The significance is practical. When culture is treated as an asset, it demands investment in training, branding, infrastructure, and distribution. It means seeing a convention centre, a fashion week, or a film festival as part of a value chain that includes catering, logistics, security, tech, and creative services. The money stops leaking outward when local institutions own the standards, the IP, and the platforms. Eko Hotel’s own evolution shows that model is possible. It moved from an international affiliate to a fully indigenous institution under the Chagoury Group while keeping global service levels.



That transition is why the hotel now functions as a case study. It survived ownership changes, economic cycles, and a shift from Le Méridien back to its original identity without losing relevance. The 6,000-capacity Convention Centre has become a node in Lagos’ economy, pulling spending through suppliers and service providers far beyond Victoria Island. Multiply that model across Africa and you get a tool for diversification that doesn’t rely on oil or imports.

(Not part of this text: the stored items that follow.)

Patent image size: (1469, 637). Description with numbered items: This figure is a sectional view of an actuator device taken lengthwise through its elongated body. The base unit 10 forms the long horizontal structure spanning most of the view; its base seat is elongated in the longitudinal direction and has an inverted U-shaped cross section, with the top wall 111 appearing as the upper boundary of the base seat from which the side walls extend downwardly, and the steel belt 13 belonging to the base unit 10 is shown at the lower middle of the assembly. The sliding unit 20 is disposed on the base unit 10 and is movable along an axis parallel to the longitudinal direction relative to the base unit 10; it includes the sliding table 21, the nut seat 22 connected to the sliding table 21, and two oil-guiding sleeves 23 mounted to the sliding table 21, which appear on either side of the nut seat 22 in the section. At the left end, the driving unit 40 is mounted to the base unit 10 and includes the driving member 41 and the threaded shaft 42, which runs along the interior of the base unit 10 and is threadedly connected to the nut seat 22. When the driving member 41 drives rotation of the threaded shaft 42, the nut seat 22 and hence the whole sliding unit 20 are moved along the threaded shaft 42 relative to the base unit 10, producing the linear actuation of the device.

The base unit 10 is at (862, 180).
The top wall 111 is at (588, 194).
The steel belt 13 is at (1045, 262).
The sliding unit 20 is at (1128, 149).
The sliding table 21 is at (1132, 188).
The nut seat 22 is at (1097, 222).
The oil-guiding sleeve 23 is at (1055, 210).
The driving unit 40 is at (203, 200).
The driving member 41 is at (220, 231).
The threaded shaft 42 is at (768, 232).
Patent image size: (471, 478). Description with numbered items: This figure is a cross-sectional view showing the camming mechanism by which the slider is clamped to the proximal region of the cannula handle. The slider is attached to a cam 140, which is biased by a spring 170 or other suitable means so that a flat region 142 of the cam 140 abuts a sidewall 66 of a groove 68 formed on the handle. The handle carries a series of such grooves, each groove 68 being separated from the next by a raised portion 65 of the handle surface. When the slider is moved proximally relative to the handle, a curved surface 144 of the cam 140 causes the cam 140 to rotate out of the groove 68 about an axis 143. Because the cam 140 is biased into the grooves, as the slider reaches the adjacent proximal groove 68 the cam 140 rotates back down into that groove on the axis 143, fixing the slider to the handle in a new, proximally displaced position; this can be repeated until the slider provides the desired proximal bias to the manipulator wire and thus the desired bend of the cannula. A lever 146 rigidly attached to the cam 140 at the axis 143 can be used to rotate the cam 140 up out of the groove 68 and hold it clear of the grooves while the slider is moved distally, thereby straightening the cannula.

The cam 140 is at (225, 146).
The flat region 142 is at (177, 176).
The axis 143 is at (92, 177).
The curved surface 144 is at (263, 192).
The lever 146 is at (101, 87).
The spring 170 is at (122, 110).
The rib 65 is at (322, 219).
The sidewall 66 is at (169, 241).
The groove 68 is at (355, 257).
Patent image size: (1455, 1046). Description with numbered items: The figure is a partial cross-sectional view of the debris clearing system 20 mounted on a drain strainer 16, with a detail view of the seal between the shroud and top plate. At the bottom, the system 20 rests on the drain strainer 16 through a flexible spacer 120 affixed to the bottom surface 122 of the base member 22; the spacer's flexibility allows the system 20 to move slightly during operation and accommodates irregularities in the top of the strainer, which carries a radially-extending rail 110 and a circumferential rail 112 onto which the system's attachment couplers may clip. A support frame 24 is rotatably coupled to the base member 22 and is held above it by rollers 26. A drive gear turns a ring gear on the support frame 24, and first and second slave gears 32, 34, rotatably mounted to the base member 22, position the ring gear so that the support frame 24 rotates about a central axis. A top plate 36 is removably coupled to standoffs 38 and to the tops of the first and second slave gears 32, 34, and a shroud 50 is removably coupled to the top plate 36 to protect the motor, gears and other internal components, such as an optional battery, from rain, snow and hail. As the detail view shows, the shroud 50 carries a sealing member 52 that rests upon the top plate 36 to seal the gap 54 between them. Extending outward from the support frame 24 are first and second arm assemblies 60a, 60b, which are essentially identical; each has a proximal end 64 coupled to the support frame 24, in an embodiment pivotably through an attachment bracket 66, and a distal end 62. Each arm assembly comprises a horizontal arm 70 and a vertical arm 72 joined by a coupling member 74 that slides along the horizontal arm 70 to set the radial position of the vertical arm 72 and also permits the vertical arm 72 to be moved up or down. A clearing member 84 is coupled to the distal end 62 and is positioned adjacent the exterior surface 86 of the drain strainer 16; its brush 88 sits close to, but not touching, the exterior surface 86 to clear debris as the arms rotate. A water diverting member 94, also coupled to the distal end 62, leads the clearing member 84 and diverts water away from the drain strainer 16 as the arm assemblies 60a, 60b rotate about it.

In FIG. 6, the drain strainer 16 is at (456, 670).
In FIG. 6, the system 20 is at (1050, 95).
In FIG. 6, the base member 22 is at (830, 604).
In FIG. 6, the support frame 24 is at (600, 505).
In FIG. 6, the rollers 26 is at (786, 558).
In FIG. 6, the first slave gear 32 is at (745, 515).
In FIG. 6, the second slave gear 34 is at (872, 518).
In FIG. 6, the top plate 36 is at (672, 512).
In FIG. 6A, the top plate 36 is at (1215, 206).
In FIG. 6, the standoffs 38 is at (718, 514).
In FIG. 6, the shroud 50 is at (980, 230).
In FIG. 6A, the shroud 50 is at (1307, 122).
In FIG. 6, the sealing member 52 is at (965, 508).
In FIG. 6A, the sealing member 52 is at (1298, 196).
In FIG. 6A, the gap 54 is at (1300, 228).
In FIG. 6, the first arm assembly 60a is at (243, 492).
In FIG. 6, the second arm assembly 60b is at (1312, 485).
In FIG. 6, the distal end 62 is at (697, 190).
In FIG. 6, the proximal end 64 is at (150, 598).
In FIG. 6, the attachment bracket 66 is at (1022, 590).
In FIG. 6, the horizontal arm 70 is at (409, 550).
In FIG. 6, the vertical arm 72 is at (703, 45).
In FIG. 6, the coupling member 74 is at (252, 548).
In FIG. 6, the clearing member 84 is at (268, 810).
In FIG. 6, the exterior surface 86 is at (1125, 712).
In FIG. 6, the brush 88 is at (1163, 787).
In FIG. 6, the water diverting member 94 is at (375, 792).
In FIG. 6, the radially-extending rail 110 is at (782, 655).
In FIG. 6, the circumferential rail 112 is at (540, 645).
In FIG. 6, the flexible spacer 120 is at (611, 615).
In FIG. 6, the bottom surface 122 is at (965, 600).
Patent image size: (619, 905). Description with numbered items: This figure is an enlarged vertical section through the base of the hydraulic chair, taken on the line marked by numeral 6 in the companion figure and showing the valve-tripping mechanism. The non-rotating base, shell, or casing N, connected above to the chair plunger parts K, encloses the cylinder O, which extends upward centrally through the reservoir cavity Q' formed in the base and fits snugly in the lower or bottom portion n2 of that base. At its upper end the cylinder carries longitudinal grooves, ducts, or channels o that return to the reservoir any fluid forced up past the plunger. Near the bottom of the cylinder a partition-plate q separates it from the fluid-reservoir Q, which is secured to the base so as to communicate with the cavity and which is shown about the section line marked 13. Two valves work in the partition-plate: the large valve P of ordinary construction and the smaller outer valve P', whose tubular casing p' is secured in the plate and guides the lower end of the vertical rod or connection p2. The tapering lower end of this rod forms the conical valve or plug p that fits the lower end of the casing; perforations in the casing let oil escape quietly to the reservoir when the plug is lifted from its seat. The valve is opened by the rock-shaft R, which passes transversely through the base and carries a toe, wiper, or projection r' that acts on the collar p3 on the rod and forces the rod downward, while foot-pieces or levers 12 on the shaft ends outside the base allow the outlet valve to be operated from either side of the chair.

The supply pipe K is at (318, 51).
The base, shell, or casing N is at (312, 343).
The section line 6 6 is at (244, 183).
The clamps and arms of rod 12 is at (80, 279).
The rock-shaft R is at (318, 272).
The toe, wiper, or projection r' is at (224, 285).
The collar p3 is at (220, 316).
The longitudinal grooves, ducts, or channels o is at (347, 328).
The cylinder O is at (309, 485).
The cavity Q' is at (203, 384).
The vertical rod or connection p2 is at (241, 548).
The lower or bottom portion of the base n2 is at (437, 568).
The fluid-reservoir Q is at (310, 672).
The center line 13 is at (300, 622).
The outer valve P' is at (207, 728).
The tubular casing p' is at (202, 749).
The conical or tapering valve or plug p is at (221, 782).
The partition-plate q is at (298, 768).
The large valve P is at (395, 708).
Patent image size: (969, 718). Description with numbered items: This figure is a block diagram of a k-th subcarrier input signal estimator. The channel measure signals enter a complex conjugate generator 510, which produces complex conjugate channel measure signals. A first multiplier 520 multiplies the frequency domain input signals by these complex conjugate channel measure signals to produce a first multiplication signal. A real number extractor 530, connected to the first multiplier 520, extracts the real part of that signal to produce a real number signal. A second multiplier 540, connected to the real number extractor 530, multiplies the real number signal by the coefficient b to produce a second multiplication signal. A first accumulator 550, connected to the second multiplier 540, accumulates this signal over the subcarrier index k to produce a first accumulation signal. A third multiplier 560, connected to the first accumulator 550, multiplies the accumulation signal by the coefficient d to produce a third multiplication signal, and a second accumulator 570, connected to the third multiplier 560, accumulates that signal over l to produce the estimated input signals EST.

Chagoury’s statement also addresses Africa’s branding problem. The continent’s challenge has never been a lack of culture; it’s weak destination branding and access barriers that keep visitors away. Packaging culture as a development asset means investing in storytelling, digital distribution, and standards that make African experiences bankable. Kenya’s approach to tourism, linking conservation, community training, and targeted marketing, shows what happens when the asset is managed with intent.

The Legacy Summit was designed to make that intent concrete. Panels focused on youth programs, investment pathways, and policy recommendations that put the next generation in control of Africa’s travel and hospitality future. The emphasis was on producing custodians rather than consumers—people who understand how to monetize culture responsibly and keep wealth circulating at home. That focus aligns with the hotel’s role as a meeting point for society and global leadership.

Fifty years gives perspective. Eko Hotel has hosted everything from presidential visits to Ribbons and Roses, and each event adds to its function as a cultural and economic hub. The building’s discipline, resourcefulness, and consistency over five decades are why it’s still standing strong and still relevant. It’s a physical argument that African institutions can professionalize without becoming generic.

If Chagoury’s framing takes hold, the anniversary will be remembered as the moment the conversation changed. Entertainment keeps people in seats for a night. An asset builds industries that employ people for decades. Culture as a development tool means exporting talent and services, not just exporting content for others to monetize.



Eko Hotel at 50 is testing whether Africa is ready for that leap. The infrastructure is here, the talent is here, and the market demand is growing. What’s left is the policy, investment, and ownership discipline to treat culture as an engine of development. If that happens, the next 50 years won’t just be about hosting the world. They’ll be about Africa running the show.